Tra i termini più abusati dello storytelling enogastronomico contemporaneo, ne abbiamo parlato più volte, c’è quello di esclusività. Beh, in questo caso invece è del tutto pertinente: il nuovo “R x Winestillery” che ha aperto a Firenze – il primo Martini Bar d’Italia e di certo il più piccolo del mondo, avendo quattro soli posti (che diventano addirittura due in periodo Covid) – può realmente considerarsi “esclusivo”, nel senso che ospita al massimo due persone per volta.

La nuova apertura in un periodo storico così particolare nasce dall’unione tra produttori (la famiglia Chioccioli Altadonna, titolare della distilleria artigianale chiantigiana Winestillery) e bartender (Daniele Cancellara, bar manager del Rasputin, il primo secret bar del capoluogo toscano), che hanno voluto celebrare uno dei grandi classici della miscelazione: il Martini. L’idea dietro la nascita di “R x Winestillery” è fare sistema all’interno della bar industry, portando il produttore e il locale a unirsi mettendo ciascuno a disposizione le proprie capacità per offrire al consumatore un’esperienza fuori dal comune.

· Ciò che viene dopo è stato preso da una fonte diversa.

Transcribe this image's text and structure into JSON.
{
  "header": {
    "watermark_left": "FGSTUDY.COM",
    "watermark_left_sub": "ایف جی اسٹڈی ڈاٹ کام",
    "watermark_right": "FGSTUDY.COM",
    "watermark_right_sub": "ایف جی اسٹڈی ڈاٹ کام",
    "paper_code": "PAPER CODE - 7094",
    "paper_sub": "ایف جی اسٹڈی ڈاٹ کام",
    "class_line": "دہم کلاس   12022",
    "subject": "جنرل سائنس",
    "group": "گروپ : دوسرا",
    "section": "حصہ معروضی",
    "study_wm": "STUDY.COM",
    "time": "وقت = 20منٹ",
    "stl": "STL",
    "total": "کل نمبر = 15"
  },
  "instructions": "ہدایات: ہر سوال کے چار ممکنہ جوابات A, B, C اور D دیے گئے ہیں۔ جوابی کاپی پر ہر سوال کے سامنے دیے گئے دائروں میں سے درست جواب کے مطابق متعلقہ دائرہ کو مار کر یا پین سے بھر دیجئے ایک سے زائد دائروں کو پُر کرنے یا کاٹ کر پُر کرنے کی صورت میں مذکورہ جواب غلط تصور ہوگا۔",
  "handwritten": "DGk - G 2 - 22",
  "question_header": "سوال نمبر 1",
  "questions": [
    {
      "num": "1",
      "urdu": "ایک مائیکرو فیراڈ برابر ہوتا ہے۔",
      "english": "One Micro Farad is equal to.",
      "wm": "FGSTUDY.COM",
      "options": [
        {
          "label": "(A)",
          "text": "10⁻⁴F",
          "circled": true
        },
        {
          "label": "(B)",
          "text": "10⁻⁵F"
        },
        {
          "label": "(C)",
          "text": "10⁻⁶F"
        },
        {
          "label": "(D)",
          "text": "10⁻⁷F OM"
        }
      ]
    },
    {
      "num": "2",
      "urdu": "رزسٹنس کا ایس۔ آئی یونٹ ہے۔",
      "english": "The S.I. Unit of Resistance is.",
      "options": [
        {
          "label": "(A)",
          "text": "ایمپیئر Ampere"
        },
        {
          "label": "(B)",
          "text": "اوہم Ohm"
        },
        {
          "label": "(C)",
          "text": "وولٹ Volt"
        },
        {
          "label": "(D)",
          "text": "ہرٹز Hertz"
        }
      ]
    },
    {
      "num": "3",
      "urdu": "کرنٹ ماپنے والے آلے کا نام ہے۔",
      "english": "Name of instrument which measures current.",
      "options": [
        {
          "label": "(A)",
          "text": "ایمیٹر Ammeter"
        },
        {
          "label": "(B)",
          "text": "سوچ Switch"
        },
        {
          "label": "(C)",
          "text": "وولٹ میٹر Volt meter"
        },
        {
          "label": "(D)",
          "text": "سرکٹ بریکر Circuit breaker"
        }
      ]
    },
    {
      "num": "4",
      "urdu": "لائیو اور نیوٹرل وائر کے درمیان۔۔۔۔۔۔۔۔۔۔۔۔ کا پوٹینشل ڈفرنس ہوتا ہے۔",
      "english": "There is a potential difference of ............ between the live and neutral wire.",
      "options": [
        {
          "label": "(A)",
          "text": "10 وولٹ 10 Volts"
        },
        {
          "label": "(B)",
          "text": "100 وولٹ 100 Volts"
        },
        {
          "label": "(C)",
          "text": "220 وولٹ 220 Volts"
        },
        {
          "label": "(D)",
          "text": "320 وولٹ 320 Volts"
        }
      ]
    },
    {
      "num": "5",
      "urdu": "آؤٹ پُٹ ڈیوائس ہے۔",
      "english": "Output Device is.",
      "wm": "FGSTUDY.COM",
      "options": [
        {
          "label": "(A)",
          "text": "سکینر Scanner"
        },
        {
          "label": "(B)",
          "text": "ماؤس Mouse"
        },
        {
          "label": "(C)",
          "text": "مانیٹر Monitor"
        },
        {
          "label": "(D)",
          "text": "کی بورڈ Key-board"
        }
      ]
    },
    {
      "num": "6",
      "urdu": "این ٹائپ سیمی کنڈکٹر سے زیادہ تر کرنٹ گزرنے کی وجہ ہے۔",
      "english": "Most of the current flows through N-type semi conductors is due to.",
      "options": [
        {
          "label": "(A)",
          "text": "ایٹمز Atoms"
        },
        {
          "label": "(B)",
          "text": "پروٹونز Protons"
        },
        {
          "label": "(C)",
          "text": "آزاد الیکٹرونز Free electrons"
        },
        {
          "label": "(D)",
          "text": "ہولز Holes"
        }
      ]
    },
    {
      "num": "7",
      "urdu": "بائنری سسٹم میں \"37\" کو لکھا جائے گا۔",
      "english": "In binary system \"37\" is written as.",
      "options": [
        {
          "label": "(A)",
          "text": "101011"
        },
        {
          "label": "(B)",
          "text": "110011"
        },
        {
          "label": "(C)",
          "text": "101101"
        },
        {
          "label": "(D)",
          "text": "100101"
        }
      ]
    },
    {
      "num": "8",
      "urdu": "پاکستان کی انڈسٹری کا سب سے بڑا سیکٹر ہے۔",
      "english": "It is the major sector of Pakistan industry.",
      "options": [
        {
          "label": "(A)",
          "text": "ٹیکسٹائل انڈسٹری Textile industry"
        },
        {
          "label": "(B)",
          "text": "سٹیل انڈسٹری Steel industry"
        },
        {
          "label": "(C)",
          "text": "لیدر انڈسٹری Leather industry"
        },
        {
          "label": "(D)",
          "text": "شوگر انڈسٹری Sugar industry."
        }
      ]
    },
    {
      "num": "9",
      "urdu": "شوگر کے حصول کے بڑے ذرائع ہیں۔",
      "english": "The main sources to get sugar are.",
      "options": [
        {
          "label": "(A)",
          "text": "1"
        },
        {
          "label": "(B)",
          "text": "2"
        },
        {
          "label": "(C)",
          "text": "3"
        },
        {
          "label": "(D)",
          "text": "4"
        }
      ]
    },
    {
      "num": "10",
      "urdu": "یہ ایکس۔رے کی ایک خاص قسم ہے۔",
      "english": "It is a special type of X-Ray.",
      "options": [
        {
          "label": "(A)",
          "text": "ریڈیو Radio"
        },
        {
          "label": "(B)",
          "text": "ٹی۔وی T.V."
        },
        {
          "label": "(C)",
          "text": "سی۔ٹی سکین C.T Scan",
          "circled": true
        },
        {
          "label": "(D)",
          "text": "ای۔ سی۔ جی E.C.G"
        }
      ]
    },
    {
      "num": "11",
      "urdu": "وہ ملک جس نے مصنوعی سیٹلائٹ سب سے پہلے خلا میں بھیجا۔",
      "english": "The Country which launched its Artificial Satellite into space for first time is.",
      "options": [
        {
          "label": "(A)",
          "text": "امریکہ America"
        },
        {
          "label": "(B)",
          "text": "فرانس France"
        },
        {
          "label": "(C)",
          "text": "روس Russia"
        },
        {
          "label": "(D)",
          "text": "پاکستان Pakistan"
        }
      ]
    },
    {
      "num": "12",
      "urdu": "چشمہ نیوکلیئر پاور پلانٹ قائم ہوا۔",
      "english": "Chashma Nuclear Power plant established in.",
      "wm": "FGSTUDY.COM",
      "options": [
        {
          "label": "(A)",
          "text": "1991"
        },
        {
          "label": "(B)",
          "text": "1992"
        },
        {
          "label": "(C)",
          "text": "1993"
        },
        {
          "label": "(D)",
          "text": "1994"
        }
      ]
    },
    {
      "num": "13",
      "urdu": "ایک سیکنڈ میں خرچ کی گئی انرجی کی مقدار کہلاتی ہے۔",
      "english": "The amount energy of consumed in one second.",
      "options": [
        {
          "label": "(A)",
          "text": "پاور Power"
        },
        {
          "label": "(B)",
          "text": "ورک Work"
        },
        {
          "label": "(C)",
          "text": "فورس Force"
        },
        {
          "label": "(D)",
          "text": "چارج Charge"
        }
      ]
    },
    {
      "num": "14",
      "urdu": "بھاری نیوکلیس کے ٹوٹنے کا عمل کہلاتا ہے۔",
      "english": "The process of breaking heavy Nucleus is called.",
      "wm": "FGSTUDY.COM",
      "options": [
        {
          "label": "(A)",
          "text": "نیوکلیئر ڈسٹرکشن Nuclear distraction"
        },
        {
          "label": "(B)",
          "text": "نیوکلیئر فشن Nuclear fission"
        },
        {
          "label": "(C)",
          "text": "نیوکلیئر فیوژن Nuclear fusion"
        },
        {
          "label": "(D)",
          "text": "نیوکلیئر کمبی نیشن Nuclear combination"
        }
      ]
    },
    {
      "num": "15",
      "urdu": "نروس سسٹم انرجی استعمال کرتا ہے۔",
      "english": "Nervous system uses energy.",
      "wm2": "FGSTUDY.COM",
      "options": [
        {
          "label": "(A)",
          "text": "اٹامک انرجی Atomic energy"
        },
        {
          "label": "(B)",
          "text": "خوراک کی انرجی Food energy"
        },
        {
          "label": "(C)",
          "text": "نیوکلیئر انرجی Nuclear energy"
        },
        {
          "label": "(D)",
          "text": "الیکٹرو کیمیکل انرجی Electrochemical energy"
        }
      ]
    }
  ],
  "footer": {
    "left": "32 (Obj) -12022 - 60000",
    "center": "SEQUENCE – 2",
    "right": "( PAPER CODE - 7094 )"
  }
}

Daniele Cancellara propone una vera e propria “carta dei Martini” per far scoprire ogni sfumatura di questo cocktail al contempo così semplice e così complesso, realizzata solo con gli spirits di Winestillery. Seduti su un antico inginocchiatoio del Settecento, appassionati e amatori potranno farsi guidare in un viaggio tra le più famose varianti del Martini Dry, per ritrovare la storia del cocktail più illustre del mondo del bar, reso iconico da personaggi del calibro di Hemingway, Sinatra e dalla penna di Ian Fleming o Umberto Eco.

Oltre che per il numero di posti disponibili, il primo Martini Bar d’Italia conta in bottigliera alcune limited releases create ad hoc dal mastro distillatore di Winestillery, Enrico Chioccioli Altadonna, come l’imperdibile Vermouth Dry a base di uve toscane.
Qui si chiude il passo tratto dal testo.